Five members of New York City emergency services agencies – who served at the site of the Sept. 11, 2001, attack on the twin towers of the World Trade center in lower Manhattan – will attend the free ceremony at 10 a.m. at Peace Arch State Park, which straddles the border. A Discover Pass or $10 day-use fee is required for park admission.
A fundraising barbecue will be from 2 to 10 p.m. Saturday, Sept. 10, at 3125 Thorton Road, Ferndale, with games, a barbecue, beer and live music. Admission is $50, but fewer than 20 advance tickets remained Friday afternoon, Sept. 9, and the event likely will sell out, Hollander said.
Canadian Minister of National Defence Harjit Sajjan will speak at the free Sunday event, which marks the terror attacks’ 15th anniversary.
During the ceremony, four fire department ladder trucks will display the American and Canadian flags from their extended booms. American and Canadian authorities will be wearing dress uniforms.
“Most law enforcement and fire agencies in Whatcom County typically send representatives,” Hollander said.

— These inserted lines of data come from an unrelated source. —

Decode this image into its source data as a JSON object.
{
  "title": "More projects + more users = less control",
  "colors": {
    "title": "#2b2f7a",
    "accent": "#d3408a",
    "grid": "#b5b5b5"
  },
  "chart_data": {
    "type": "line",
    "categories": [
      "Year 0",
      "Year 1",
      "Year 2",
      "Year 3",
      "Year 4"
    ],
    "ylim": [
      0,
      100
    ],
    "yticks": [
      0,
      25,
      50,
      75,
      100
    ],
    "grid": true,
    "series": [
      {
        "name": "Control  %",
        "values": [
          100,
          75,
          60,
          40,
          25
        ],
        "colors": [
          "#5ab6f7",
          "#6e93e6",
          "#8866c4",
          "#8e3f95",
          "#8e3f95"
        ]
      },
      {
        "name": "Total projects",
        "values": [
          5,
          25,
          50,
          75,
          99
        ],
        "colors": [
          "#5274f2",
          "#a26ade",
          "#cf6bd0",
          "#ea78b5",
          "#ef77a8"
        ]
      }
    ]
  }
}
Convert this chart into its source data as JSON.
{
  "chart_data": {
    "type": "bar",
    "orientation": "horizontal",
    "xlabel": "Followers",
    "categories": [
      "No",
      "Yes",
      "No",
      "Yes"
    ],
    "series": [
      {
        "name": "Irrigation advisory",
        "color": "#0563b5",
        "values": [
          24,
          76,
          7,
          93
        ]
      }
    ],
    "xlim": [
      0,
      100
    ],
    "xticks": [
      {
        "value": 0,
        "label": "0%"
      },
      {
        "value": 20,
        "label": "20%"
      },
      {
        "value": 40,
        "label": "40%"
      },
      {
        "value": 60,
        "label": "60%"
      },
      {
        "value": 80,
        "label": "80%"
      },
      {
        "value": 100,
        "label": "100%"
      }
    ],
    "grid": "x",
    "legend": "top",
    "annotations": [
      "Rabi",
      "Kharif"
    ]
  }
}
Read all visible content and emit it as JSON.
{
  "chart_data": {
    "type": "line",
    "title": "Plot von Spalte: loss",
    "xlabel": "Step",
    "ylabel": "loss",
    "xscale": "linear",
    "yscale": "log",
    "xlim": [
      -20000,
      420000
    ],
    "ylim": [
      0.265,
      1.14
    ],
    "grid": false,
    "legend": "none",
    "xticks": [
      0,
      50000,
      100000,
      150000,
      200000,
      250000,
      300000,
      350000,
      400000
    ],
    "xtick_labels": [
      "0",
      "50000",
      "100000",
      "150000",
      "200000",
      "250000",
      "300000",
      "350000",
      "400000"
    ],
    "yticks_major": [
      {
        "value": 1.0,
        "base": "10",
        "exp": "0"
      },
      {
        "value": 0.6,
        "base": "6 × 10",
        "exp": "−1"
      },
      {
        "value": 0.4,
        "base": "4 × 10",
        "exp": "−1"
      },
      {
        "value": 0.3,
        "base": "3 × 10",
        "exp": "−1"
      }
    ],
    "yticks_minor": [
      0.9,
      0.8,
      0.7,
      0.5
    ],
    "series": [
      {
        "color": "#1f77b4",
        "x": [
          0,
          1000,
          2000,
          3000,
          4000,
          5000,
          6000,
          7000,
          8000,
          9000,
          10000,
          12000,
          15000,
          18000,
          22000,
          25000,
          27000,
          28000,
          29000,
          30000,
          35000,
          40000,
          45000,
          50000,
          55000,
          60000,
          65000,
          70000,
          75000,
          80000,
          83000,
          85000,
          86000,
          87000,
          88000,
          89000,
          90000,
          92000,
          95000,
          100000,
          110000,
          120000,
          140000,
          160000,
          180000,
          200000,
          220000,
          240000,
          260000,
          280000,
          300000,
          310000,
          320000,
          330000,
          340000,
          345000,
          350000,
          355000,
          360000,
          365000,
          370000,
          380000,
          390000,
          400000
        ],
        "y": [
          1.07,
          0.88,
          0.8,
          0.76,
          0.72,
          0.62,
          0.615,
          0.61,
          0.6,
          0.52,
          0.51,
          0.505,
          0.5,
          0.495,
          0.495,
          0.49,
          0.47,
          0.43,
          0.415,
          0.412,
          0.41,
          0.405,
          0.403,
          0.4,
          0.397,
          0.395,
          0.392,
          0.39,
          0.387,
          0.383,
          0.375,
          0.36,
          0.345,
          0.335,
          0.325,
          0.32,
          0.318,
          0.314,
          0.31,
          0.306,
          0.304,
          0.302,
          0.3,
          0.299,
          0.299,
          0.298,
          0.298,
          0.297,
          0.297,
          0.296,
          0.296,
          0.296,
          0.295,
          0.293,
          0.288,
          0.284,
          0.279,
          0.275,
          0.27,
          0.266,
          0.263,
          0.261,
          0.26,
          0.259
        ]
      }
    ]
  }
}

The ride and border ceremony have been a tradition for about 10 years, he added.
Hollander said the proceeds from the barbecue benefit the Behind the Badge Foundation in the U.S., which aids the families of law officers who are injured or slain, and a Canadian charity called Honour House, which serves injured and ailing police officers, firefighters and emergency services workers.
Guests this year are Matthew Zimpfer, FDNY Ladder 27; Robert Abril, FDNY paramedic; Efrain Morales Jr., NYPD; Robin Crucey, NYPD; and Sgt. Antonio Ortiz, NYPD.
Some 343 New York firefighters and 71 NYPD and Port Authority police officers died that day, which was the deadliest terror attack in world history. In all, 2,996 people were killed and 6,000 injured in New York, at the Pentagon, and in the crash of American Airlines Flight 93 in rural Pennsylvania. Ladder 27’s crew lost one firefighter in the collapse of the South Tower. It shares a South Bronx station house with Engine 46 and is known as the “Cross-Bronx Express.”
Hollander said the five guests from New York will be staying at the Semiahmoo Resort in Blaine and will cross Blaine Harbor on the historic Plover foot ferry.
Info: 911-memorial.org.
This story was updated Sept. 9 to reflect that the 9/11 ceremony is free and starts at 10 a.m. Sunday, Sept.11, to correct the date and location of the barbecue, and to clarify that Peace Arch requires a day-use fee.